Do I feel safe because of my skin color? No, I don't, I really really don't. My neighbor was murdered. I don't feel safe. I feel like I live in a world where my neighbors are murdered.


Am I inherently complicit in this murder because I am white? Fuck no. I don't feel guilty for being white. I don't feel guilty for the privilege of not being murdered. I feel a lot of other things though, heartbroken, helpless, terrified, confused, and heartbroken all over again. And I feel the deep and potent programmed compulsion to not feel those things. To let my mind go blank, forget his name, and not see the candles and flowers sitting on the corner or see them as some cultural expression that has nothing to do with me. But I don't think that blank emptiness is a privilege and I don't feel guilty that has influence over me.


I know it's a trade-off. Empty, blank, numb, someone else's problem = unexplainable anxiety and depression and unbearable isolation. That I can skate on the surface and I am trading off being alive, knowing myself, and knowing other humans. I don't feel guilty when I numb out, I feel dead, its own kind of hell.


I think that much of what we consider privilege is a stress response. I froze when I got that text because it was unbearably terrifying that this happened and I felt more heartbroken and scared than I could hold in that moment. Then I realize if I only had white friends, and if my white friends weren't self-realizing lovers, I might not have ever defrosted. The collective force of that numbing influence, which defines white America would be dominant.


Even the voice in my head about white tears and fragility tells me "don't feel it when your brown-skinned neighbor is murdered because you are inherently separate, you don't have a right to cry for him, its a problem that belongs to someone else's community that you can't possibly understand". This is why it's taken me 3 months to even shed a tear.


Since this happened when people hear that he was my neighbor they give space for my experience. Not just a conversation but giving voice to his name, or someone he knew, an acknowledgment of this event the shook us, normalizing my grief about it.
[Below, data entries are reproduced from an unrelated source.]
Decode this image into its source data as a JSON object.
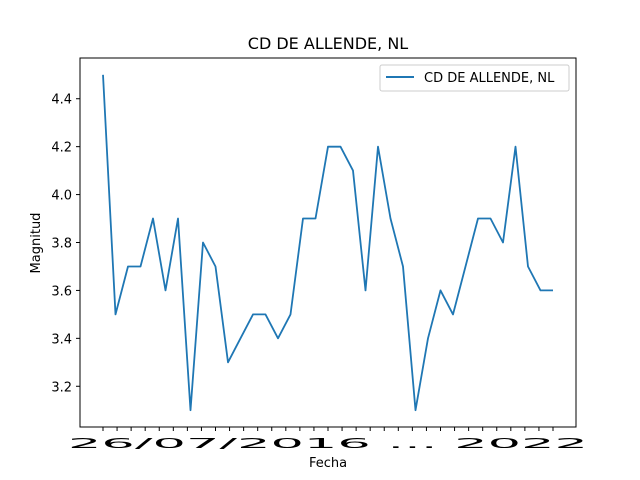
{
  "chart_data": {
    "type": "line",
    "title": "CD DE ALLENDE, NL",
    "xlabel": "Fecha",
    "ylabel": "Magnitud",
    "ylim": [
      3.03,
      4.57
    ],
    "yticks": [
      "3.2",
      "3.4",
      "3.6",
      "3.8",
      "4.0",
      "4.2",
      "4.4"
    ],
    "x_tick_labels_overlapping": "26/07/2016 ... 2022",
    "legend_position": "top-right",
    "grid": false,
    "line_color": "#1f77b4",
    "series": [
      {
        "name": "CD DE ALLENDE, NL",
        "values": [
          4.5,
          3.5,
          3.7,
          3.7,
          3.9,
          3.6,
          3.9,
          3.1,
          3.8,
          3.7,
          3.3,
          3.4,
          3.5,
          3.5,
          3.4,
          3.5,
          3.9,
          3.9,
          4.2,
          4.2,
          4.1,
          3.6,
          4.2,
          3.9,
          3.7,
          3.1,
          3.4,
          3.6,
          3.5,
          3.7,
          3.9,
          3.9,
          3.8,
          4.2,
          3.7,
          3.6,
          3.6
        ]
      }
    ]
  }
}
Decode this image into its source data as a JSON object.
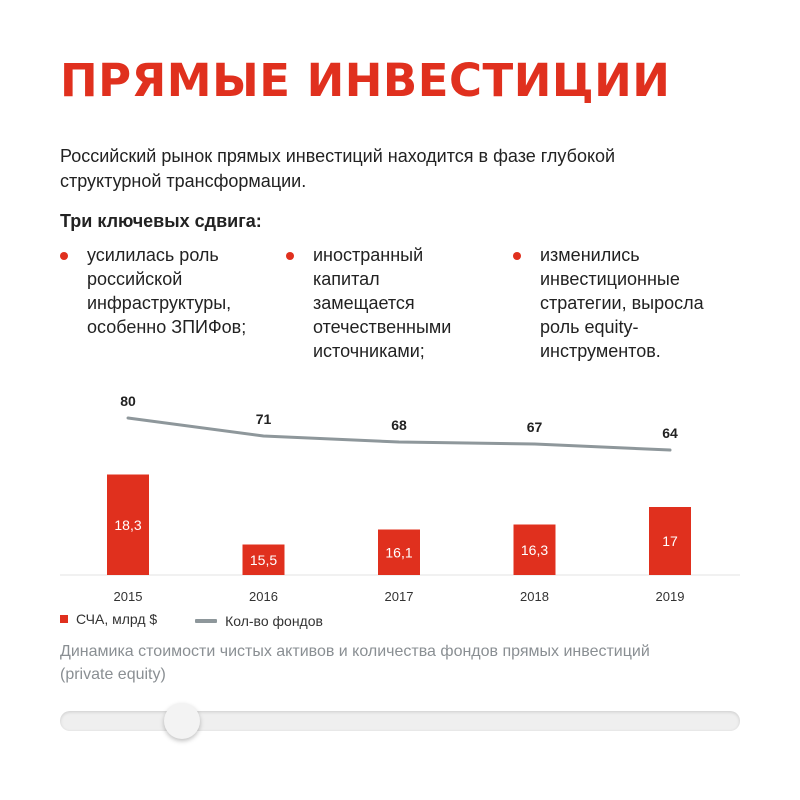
{
  "header": {
    "title": "ПРЯМЫЕ ИНВЕСТИЦИИ"
  },
  "intro": "Российский рынок прямых инвестиций находится в фазе глубокой структурной трансформации.",
  "shifts": {
    "heading": "Три ключевых сдвига:",
    "items": [
      "усилилась роль российской инфраструктуры, особенно ЗПИФов;",
      "иностранный капитал замещается отечественными источниками;",
      "изменились инвестиционные стратегии, выросла роль equity-инструментов."
    ]
  },
  "chart_data": {
    "type": "bar",
    "categories": [
      "2015",
      "2016",
      "2017",
      "2018",
      "2019"
    ],
    "series": [
      {
        "name": "СЧА, млрд $",
        "type": "bar",
        "values": [
          18.3,
          15.5,
          16.1,
          16.3,
          17.0
        ],
        "labels": [
          "18,3",
          "15,5",
          "16,1",
          "16,3",
          "17"
        ],
        "color": "#e0301e"
      },
      {
        "name": "Кол-во фондов",
        "type": "line",
        "values": [
          80,
          71,
          68,
          67,
          64
        ],
        "labels": [
          "80",
          "71",
          "68",
          "67",
          "64"
        ],
        "color": "#8e979b"
      }
    ],
    "title": "",
    "xlabel": "",
    "ylabel": "",
    "legend_position": "bottom-left",
    "grid": false
  },
  "caption": "Динамика стоимости чистых активов и количества фондов прямых инвестиций (private equity)",
  "slider": {
    "value": 0.18
  }
}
Every time it came up the ice cracked a little.


I am so grateful that people say his name. He was my neighbor but just a few years ago I would never have known his name. The collective white numb out is fracturing. It breaks the ice in me, the compartmentalizing of the trauma. I have to feel it to heal it.


There is a lie that we live in different worlds. Alex Gonzales and Mike Ramos and I drove up and down the same street every day. It's not a different world. This is one of the ways the statement Black Lives Matter has impacted me. If we (all white people) really related to it like my neighbor was murdered by a person carrying state issued weapon, instead of a black man or a Latino man was killed in a police-involved shooting, the world would change overnight.


Today it broke and I finally cried and shook. Today I finally had a human response, a decolonized response an alive response to Alex's murder. There will be more. Thank you, Fatima, for encouraging my tears. Thank you Ruben for sharing yours with me. Thank you Jenna for holding space for me when I finally felt.


What comes after I cry, I feel, I heal. I look to women of the global majority, women who have been the gatekeepers of this trauma. The ones that have been murdered, have cried, felt, healed and defined what comes after.